/
Few are aware of this 'huge issue'

Few are aware of this 'huge issue'


Few are aware of this 'huge issue'

An issue that concerns baby DNA and the lame-duck session of Congress may sound like something out of a science fiction story, but an advocate for health freedom asserts that it's not.

Twila Brase of Citizens' Council for Health Freedom (CCHF) says certain legislators and organizations want to make sure that the DNA of newborns -- collected by each state at birth and stored by at least 10 of those states -- is available to researchers without parent consent. So CCHF has been "working hard" to ensure that parents have the right to control who can access the DNA of their newborns.

"In this lame-duck session, there is an attempt to move this no-consent language forward, and we are trying to stop that," Brase relays.

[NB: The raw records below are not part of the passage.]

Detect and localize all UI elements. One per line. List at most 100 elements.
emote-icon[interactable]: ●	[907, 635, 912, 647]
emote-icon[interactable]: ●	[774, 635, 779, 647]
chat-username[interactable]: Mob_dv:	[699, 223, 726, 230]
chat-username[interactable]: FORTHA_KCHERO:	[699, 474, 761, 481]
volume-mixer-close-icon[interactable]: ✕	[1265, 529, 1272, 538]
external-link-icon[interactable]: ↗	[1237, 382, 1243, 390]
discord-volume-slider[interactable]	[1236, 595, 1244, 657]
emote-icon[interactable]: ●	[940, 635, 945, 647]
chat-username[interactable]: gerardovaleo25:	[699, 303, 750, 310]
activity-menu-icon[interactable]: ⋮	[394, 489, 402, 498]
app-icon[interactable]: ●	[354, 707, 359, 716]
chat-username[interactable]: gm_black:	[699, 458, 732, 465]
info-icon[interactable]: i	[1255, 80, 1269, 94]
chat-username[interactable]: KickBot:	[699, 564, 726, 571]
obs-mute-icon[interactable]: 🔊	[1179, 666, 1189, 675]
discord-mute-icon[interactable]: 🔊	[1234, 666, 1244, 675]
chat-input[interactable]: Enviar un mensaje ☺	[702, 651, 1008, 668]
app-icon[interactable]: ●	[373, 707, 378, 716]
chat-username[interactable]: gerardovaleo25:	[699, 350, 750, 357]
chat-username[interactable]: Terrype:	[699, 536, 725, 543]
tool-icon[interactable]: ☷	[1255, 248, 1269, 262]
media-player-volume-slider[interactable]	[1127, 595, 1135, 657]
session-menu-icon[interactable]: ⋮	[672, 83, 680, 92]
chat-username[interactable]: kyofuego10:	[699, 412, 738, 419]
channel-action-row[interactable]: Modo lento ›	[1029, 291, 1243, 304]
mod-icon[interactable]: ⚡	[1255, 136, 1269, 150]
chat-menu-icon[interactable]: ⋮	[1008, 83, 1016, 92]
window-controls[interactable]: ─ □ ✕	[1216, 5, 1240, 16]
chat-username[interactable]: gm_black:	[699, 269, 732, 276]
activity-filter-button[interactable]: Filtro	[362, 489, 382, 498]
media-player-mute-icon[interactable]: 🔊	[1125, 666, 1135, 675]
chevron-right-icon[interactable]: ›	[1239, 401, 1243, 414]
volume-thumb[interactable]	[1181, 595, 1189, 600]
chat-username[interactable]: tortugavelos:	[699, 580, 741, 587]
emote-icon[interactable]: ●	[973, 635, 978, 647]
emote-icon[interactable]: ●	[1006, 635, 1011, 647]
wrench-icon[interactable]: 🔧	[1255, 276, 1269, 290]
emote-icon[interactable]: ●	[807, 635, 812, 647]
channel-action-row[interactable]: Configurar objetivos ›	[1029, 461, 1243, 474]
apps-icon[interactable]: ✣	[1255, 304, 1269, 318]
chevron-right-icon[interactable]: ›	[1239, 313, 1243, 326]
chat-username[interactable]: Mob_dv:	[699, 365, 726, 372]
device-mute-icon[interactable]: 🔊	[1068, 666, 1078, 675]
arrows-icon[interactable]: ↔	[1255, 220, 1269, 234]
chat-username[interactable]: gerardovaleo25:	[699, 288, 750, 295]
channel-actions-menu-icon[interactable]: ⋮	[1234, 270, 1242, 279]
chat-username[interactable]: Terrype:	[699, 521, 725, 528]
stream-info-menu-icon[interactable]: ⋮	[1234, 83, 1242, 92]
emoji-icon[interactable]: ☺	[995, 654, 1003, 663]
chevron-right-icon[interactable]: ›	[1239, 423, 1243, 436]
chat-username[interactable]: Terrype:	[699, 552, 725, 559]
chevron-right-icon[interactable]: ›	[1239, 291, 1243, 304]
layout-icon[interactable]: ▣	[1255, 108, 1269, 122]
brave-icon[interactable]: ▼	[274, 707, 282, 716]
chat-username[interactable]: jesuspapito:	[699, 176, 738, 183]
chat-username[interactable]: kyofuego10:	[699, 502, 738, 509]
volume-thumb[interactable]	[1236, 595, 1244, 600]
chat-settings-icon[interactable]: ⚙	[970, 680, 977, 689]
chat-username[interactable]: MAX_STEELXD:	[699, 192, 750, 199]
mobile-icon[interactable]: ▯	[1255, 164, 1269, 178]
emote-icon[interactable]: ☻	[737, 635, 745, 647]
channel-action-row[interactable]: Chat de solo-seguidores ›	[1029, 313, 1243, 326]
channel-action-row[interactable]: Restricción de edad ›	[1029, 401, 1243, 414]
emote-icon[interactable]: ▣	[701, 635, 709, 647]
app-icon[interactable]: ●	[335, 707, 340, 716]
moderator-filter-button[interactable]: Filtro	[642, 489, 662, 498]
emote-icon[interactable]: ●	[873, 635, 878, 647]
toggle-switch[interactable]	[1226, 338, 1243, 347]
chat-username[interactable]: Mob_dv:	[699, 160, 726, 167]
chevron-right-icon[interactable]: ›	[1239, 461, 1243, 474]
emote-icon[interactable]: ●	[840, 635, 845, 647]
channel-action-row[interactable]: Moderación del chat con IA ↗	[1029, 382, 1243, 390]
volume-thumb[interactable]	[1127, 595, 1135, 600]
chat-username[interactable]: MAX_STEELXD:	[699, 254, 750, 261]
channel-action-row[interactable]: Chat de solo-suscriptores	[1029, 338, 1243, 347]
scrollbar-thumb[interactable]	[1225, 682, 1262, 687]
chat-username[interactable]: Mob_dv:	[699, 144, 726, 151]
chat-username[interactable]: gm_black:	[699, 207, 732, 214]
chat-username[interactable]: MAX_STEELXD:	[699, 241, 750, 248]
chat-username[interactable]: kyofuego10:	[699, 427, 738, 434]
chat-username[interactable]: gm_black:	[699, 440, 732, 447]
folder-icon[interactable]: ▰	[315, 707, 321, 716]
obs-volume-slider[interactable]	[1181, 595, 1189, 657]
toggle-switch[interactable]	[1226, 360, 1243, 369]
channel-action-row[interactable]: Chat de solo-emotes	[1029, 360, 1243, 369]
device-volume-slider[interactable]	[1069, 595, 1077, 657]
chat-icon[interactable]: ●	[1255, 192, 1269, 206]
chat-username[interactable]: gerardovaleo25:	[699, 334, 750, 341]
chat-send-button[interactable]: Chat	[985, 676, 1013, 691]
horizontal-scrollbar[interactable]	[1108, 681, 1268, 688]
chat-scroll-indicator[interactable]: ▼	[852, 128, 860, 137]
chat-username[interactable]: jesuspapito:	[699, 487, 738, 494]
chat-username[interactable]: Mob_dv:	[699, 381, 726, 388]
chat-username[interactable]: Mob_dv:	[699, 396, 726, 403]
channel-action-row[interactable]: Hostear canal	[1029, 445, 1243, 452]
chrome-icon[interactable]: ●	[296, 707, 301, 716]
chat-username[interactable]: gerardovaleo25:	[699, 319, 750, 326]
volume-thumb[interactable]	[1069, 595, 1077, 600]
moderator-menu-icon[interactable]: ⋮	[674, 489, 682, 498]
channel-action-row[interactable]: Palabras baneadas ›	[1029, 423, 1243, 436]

She says people can help by contacting Senator Rand Paul's (R-KY) office and voicing their support for his initiative to stop outsiders from taking, storing, and accessing the DNA of newborns without the parents' consent.

Brase asserts that the lack of coverage of this issue does not make it less serious or less real.

Brase, Twila (CCHF) Brase

"It's a huge issue because … if the parents don't own the DNA of that child so that they don't control it, then all sorts of other people want to access it, want to control it, want to claim ownership over it in order to do whatever they want to do with it," she explains.

That could entail research, analysis, and/or profiling.

"[Parents] should be the ones protecting their newborns," argues Brase, but she says the government, March of Dimes, and other entities have formed a coalition to make sure that does not happen.

AFN has reached out to March of Dimes for comment.